Lana Warner
Mar 20, 2024

Bye-bye standalone clean rooms, hello data collaboration platforms

Clean rooms are time consuming and lack the ability to scale, but they could still be effective if they were part of the data puzzle rather than the ultimate solution.

Bye-bye standalone clean rooms, hello data collaboration platforms

Think back to before AI dominated adtech headlines, and clean rooms were all the hype. They promised to solve issues such as siloed data, eroding identifiable signals, and increasingly strict privacy regulations by facilitating the secure and private sharing of data between partners.

However, engineer-intensive data transformation requirements, lack of scaled universal identifiers, time-consuming importing and exporting processes, and high costs prevented clean rooms from being the be-all and end-all of collaborative data matching.

Fast forward to today and clean rooms have a new lease of life, not as standalone products, but as a feature built into a diverse and growing array of data collaboration platforms. Do clean rooms have a future on their own, or is it their fate to become fully absorbed?

Clean rooms surface overlapping data, but what can you do with it?

Let’s start by looking at clean rooms’ value. Two or more collaboration partners being able to understand the cross-section between their audiences opens opportunities for co-marketing, informing strategies like contextual targeting, refining campaign messaging to best reach target consumers, measurement and attribution, and so on.

However, where standalone clean rooms often fall short is scale. A brand and a publisher could each have fairly large audiences, but once narrowed down to authenticated users, they may only be left with 10,000 hashed emails or mobile IDs. Then, if they performed an overlap analysis and found 10% shared users, that’s just 1,000 people to target.

Simply speaking, there’s not much most marketers can do with 1,000 people. At this point, they may as well hit the streets and start knocking on doors.

Those who have been in the marketing world for a few years might be feeling deja vu for the CDP craze—when the industry was buzzing with the possibilities of collecting and activating first-party data—only for marketers to realise they didn’t have enough data to actually power scaled programmatic and marketing strategies

Like some CDPs, standalone clean rooms fall short in the ‘do something’ piece. After putting in the work to prepare, share and permit its data, what insight can a marketer get from it? And what can they do with that insight? How do they make it actionable? How do they derive value from those actions?

Those 1,000 customers might not be viable on their own for scaled prospecting, but plug them into a machine learning algorithm, perform identity resolution, or see how they intersect with second and third-party data and they could be extrapolated to a wider audience of net new consumers and IDs.

This is why it makes sense for clean rooms or clean-room-like functionality to be built into larger data collaboration platforms.
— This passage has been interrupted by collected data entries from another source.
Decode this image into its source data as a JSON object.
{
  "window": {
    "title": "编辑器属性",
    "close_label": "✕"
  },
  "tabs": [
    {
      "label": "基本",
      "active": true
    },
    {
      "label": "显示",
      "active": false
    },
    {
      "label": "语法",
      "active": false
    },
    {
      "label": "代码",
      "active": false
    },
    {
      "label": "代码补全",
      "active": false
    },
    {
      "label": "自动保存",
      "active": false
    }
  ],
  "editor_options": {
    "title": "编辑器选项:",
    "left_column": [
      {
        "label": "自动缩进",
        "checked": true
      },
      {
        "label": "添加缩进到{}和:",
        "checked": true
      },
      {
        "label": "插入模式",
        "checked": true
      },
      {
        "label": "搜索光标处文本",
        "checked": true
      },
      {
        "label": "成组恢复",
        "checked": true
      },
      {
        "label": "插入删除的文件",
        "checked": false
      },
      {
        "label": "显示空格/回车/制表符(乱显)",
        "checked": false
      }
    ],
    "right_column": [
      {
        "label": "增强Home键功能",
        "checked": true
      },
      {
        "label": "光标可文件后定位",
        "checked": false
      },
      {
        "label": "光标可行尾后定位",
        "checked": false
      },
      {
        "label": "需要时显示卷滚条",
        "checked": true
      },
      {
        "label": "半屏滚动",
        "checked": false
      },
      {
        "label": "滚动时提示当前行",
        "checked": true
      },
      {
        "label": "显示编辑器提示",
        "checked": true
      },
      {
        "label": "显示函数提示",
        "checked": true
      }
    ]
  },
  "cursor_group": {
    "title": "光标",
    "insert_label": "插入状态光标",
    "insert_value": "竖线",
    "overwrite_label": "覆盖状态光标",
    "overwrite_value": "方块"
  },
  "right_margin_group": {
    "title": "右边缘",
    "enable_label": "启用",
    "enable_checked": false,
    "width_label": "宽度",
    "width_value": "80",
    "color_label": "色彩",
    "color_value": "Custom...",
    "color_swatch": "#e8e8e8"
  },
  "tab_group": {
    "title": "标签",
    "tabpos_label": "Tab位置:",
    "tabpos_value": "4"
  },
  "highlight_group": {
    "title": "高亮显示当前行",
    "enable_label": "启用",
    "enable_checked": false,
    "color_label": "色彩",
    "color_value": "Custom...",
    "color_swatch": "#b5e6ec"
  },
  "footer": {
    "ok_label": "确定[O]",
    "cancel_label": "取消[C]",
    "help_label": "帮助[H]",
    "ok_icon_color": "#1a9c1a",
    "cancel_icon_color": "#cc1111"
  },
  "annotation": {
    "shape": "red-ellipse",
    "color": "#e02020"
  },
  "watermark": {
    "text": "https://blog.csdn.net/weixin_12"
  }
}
Here, clean rooms are one option among many methods for two or more partners to deliver their marketing and monetisation objectives, with all the pipes to take that data further downstream already built. Clean rooms are far more effective at being a part of the data puzzle, rather than being treated as the whole board.

Now, despite the headline, there is still a place for standalone clean rooms in the market. Truly giant brands and media owners with millions of customer records—plugged into universal identifiers and with robust in-house data platforms of their own—may not need more than a point solution.

While clean rooms might be appropriate for the Disneys and Amazons of the world, the vast, vast majority of marketing happens beyond such juggernauts, and the solutions that cater to this majority are building toward data collaboration with a far broader scope.

Where are clean rooms going? Just look at the market

The strongest evidence that clean rooms are being absorbed into larger data collaboration platforms is in the movements we’ve seen in the market over the past year. Companies providing identity solutions and data marketplaces are either building their own clean room functionality or buying up clean room providers, as seen in LiveRamp’s $200 million acquisition of Habu.

This is a sensible move. Marketers want to be able to interact with the data enrichment identity resolution, scaling, and downstream activation that such platforms provide but don’t want to move their data to do so, which is exactly what query clean rooms like Habu enable (i.e. the non-portability of data).

One place where there hasn’t been any movement is within the walled gardens operated by the likes of Disney and Meta. Their clean rooms are not standalone, but they also don’t reach beyond their own realms, and are designed exclusively to commercialise their own first-party assets. A brand can bring its data in to find matches with the customer data exclusive to these walled gardens, but doing so beyond the gates of the walled garden has proved futile.

Amazon—perhaps due to its sheer scale—has been the exception, straddling the line between a walled garden and a collaborative platform; a hedged garden, if you like.

Activation and personalisation are still ultimately confined to Amazon’s programmatic ecosystem (with promises to build direct pipes with third-parties in the future), but its push for interoperability with identity solutions and the launch of modelling capabilities indicates a more open attitude that may be built upon further.

Have data collaboration platforms got everything figured out? Given the complexities of data sharing and activation, it would be naïve to say yes. But what they have is a north star goal for broad connectivity and interoperability across platforms and solutions, and it’s clear that there is widespread movement towards it.

Lana Warner is senior director of Partnerships & Strategic Solutions at Lotame.